Nathan Seabrook, from the series 'Inside Outside', 2020–ongoing, specially commissioned by Frieze. Courtesy: the artist

The first few images were taken right before the pandemic; I was thinking about the idea of being inside and looking out. When lockdown started, the view suddenly became quite poignant: the only time you’d see other people was outside your window, glimpsing your neighbors rustling around. Thinking about the universal experience of being stuck inside, bound to this one place, motivated me to continue working on this project. Ultimately, I wanted to combine the familiarity of the window view with the cinematic quality of LA’s urban vistas. I’ll never get tired of the details in the views here.

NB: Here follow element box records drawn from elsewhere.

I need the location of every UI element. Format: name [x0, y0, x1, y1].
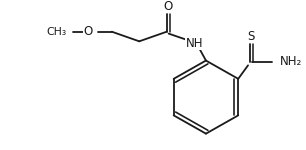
Text: CH₃: CH₃	[47, 27, 67, 37]
Text: O: O	[163, 0, 172, 13]
Text: NH: NH	[185, 37, 203, 50]
Text: O: O	[83, 25, 92, 38]
Text: NH₂: NH₂	[279, 55, 302, 68]
Text: S: S	[247, 30, 255, 43]
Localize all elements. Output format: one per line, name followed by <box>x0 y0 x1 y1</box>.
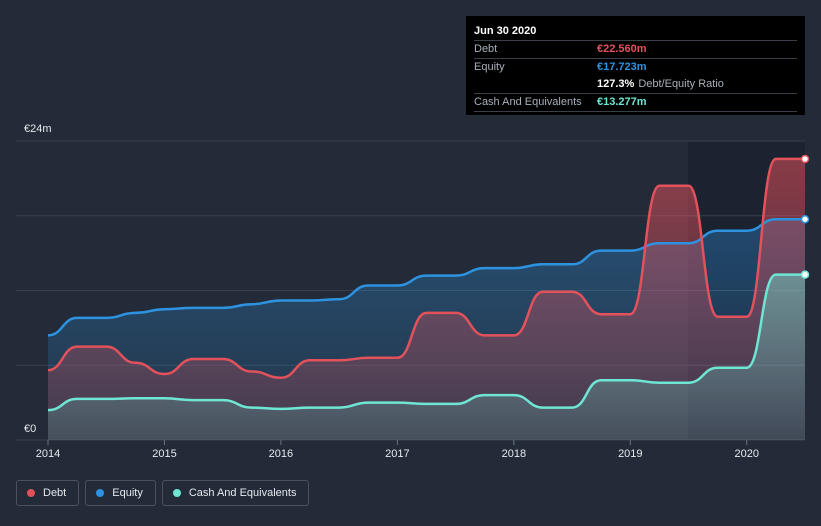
legend-cash-dot-icon <box>172 489 181 497</box>
cash-line <box>47 273 805 412</box>
debt-line <box>47 157 805 379</box>
debt-end-point <box>800 154 810 164</box>
x-tick-label-2014: 2014 <box>36 448 60 460</box>
tooltip-equity-row: Equity €17.723m <box>474 58 797 76</box>
x-tick-label-2015: 2015 <box>152 448 176 460</box>
debt-area <box>48 158 805 440</box>
tooltip-ratio-value: 127.3% <box>597 78 635 90</box>
tooltip-debt-label: Debt <box>474 43 498 55</box>
x-axis-ticks: 2014 2015 2016 2017 2018 2019 2020 <box>36 440 759 460</box>
x-tick-label-2016: 2016 <box>269 448 293 460</box>
cash-area <box>48 274 805 440</box>
tooltip-cash-row: Cash And Equivalents €13.277m <box>474 93 797 112</box>
tooltip-equity-value: €17.723m <box>597 61 647 73</box>
tooltip-equity-label: Equity <box>474 61 505 73</box>
x-tick-label-2019: 2019 <box>618 448 642 460</box>
y-axis-top-label: €24m <box>24 123 52 135</box>
legend-debt-dot-icon <box>27 489 35 497</box>
y-axis-bottom-label: €0 <box>24 423 36 435</box>
equity-line <box>47 217 805 337</box>
tooltip-ratio-row: 127.3% Debt/Equity Ratio <box>474 76 797 93</box>
series-areas <box>48 158 805 440</box>
series-lines <box>47 157 805 412</box>
x-tick-label-2020: 2020 <box>735 448 759 460</box>
series-end-markers <box>800 154 810 279</box>
x-tick-label-2018: 2018 <box>502 448 526 460</box>
legend-item-equity[interactable]: Equity <box>85 480 156 506</box>
tooltip-cash-label: Cash And Equivalents <box>474 96 582 108</box>
tooltip-debt-value: €22.560m <box>597 43 647 55</box>
tooltip-debt-row: Debt €22.560m <box>474 40 797 58</box>
chart-legend: Debt Equity Cash And Equivalents <box>16 480 315 506</box>
tooltip-date: Jun 30 2020 <box>474 25 537 37</box>
legend-cash-label: Cash And Equivalents <box>188 487 297 499</box>
legend-equity-label: Equity <box>112 487 143 499</box>
x-tick-label-2017: 2017 <box>385 448 409 460</box>
equity-end-point <box>800 214 810 224</box>
tooltip-cash-value: €13.277m <box>597 96 647 108</box>
hover-tooltip: Jun 30 2020 Debt €22.560m Equity €17.723… <box>466 16 805 115</box>
cash-end-point <box>800 270 810 279</box>
legend-equity-dot-icon <box>96 489 105 497</box>
legend-debt-label: Debt <box>43 487 67 499</box>
chart-canvas: €24m €0 2014 2015 2016 2017 2018 2019 2020 <box>16 123 810 460</box>
legend-item-cash[interactable]: Cash And Equivalents <box>161 480 310 506</box>
tooltip-ratio-label: Debt/Equity Ratio <box>638 78 724 90</box>
legend-item-debt[interactable]: Debt <box>16 480 80 506</box>
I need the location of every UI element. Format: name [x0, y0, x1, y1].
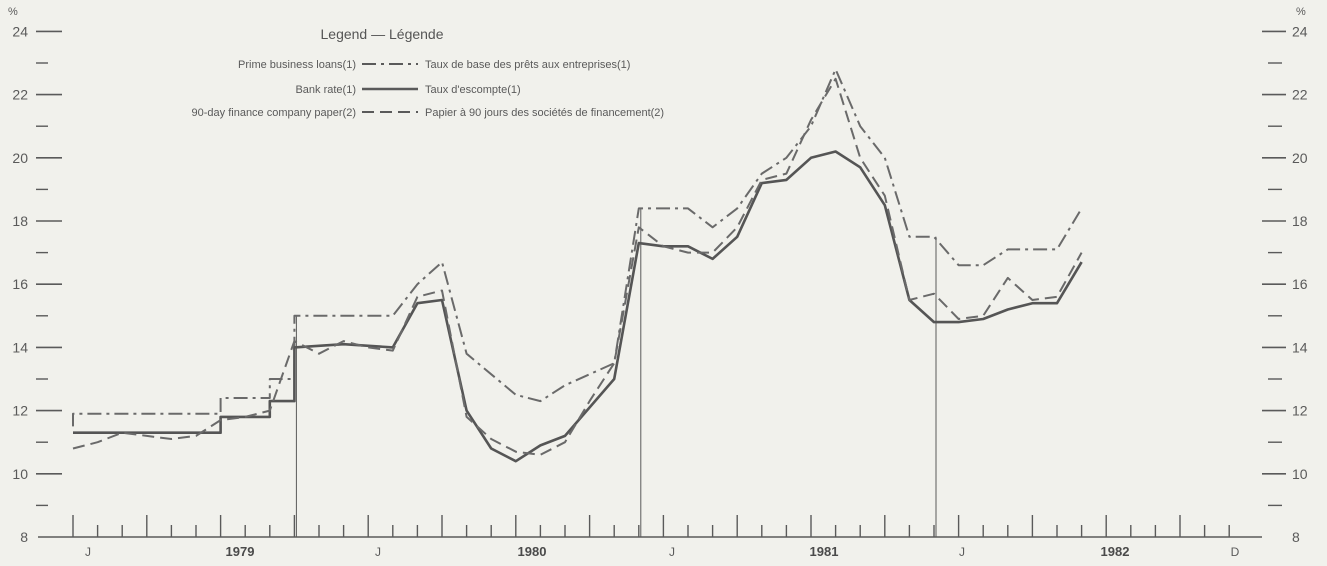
y-tick-label-left: 12 — [12, 403, 28, 419]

This article first appeared in Frieze Week, February 2022 under the headline ‘Window of Time’.

Main images: Nathan Seabrook, from the series 'Inside Outside', 2020–ongoing, specially commissioned by Frieze. Courtesy: Nathan Seabrook

Nathan Seabrook is an artist and photographer. He was commissioned to create the artwork for the Frieze Los Angeles 2022 fair campaign. He lives in Los Angeles, USA.